The physiological concentration of VacA during H. pylori infection is not known. Therefore, it is not clear whether the concentrations of VacA used in our study correspond to the relative concentration on the surface of H. pylori-infected host cells. Although VacA concentrations that affect its biological functions in host cells, and physiological concentration during H. pylori infection, should be examined in further studies, we propose that VacA does not have a prolonged effect on induction of Src phosphorylation in AZ-521 cells (fig. 1A in Nakano et al., 2016). We observed Src phosphorylation induced by VacA after 1 h incubation with purified VacA, and incubation of AZ-521 cells with VacA for 2 h resulted in diminished signal of Src phosphorylation under some experimental conditions, indicating that Src phosphorylation induced by VacA in AZ-521 cells might be observed at certain points in time. Detailed molecular mechanisms of Src phosphorylation induced by VacA should be evaluated in further studies.

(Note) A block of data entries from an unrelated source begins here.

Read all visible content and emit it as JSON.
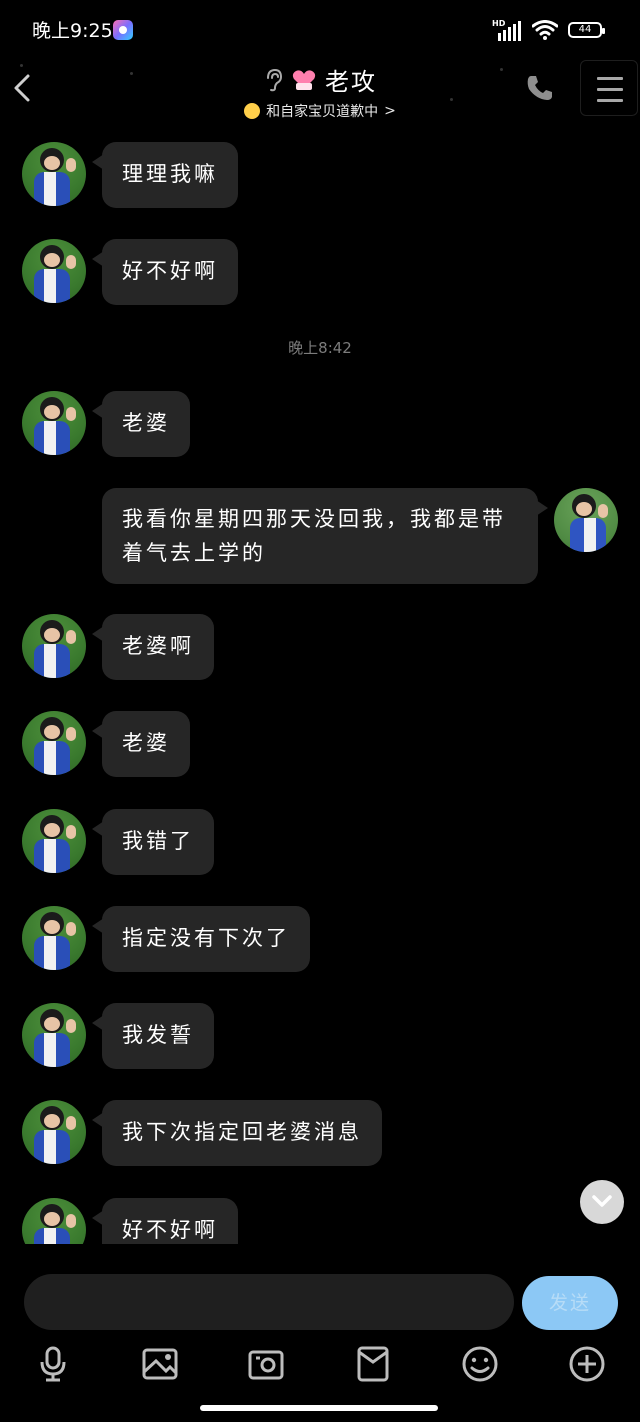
{
  "status_bar": {
    "time": "晚上9:25",
    "network_label": "HD",
    "battery": "44"
  },
  "header": {
    "title": "老攻",
    "subtitle": "和自家宝贝道歉中",
    "subtitle_chevron": ">"
  },
  "timestamp": "晚上8:42",
  "messages": [
    {
      "side": "left",
      "text": "理理我嘛"
    },
    {
      "side": "left",
      "text": "好不好啊"
    },
    {
      "side": "left",
      "text": "老婆"
    },
    {
      "side": "right",
      "text": "我看你星期四那天没回我，我都是带着气去上学的"
    },
    {
      "side": "left",
      "text": "老婆啊"
    },
    {
      "side": "left",
      "text": "老婆"
    },
    {
      "side": "left",
      "text": "我错了"
    },
    {
      "side": "left",
      "text": "指定没有下次了"
    },
    {
      "side": "left",
      "text": "我发誓"
    },
    {
      "side": "left",
      "text": "我下次指定回老婆消息"
    },
    {
      "side": "left",
      "text": "好不好啊"
    }
  ],
  "composer": {
    "input_value": "",
    "send_label": "发送"
  },
  "toolbar": {
    "icons": [
      "microphone-icon",
      "image-icon",
      "camera-icon",
      "red-packet-icon",
      "emoji-icon",
      "plus-icon"
    ]
  },
  "colors": {
    "background": "#000000",
    "bubble": "#262626",
    "send_button": "#8cc8f5",
    "timestamp": "#7c7c7c"
  }
}
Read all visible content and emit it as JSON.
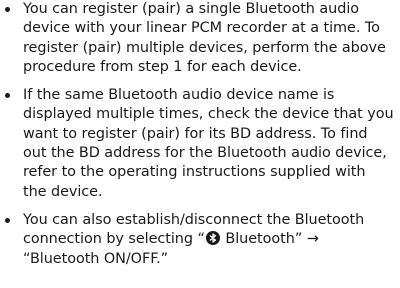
{
  "notes": [
    {
      "lines": [
        "You can register (pair) a single Bluetooth audio",
        "device with your linear PCM recorder at a time. To",
        "register (pair) multiple devices, perform the above",
        "procedure from step 1 for each device."
      ]
    },
    {
      "lines": [
        "If the same Bluetooth audio device name is",
        "displayed multiple times, check the device that you",
        "want to register (pair) for its BD address. To find",
        "out the BD address for the Bluetooth audio device,",
        "refer to the operating instructions supplied with",
        "the device."
      ]
    },
    {
      "lines": [
        "You can also establish/disconnect the Bluetooth"
      ],
      "line2_before_icon": "connection by selecting “",
      "icon": "bluetooth-icon",
      "line2_after_icon": " Bluetooth” →",
      "line3": "“Bluetooth ON/OFF.”"
    }
  ]
}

We also think that AGS cells represent a good model gastric epithelial cell line to study the biological functions of CagA in H. pylori-infected host cells. Although there appears to be a problem regarding CagA phosphorylation, we used AZ-521 cells because this cell line is highly sensitive to VacA-induced actions and expresses several VacA receptors including RPTPα (Isomoto et al., 2010; Radin et al., 2011). But, as Tegtmeyer and Backert mentioned, monolayers of AZ-521 cells and AGS cells might not reflect the precise physiological actions of stomach epithelia. It is difficult to reconstruct detailed environments mimicking host cell surfaces during H. pylori infection using these cell lines. Primary cell cultures and polarized cells with 3D structure, such as organoids generated from the biopsy of human gastric epithelium or animal experimental models, might be applicable for studies regarding the biological functions of virulence factors such as CagA and VacA in H. pylori-infected host cells.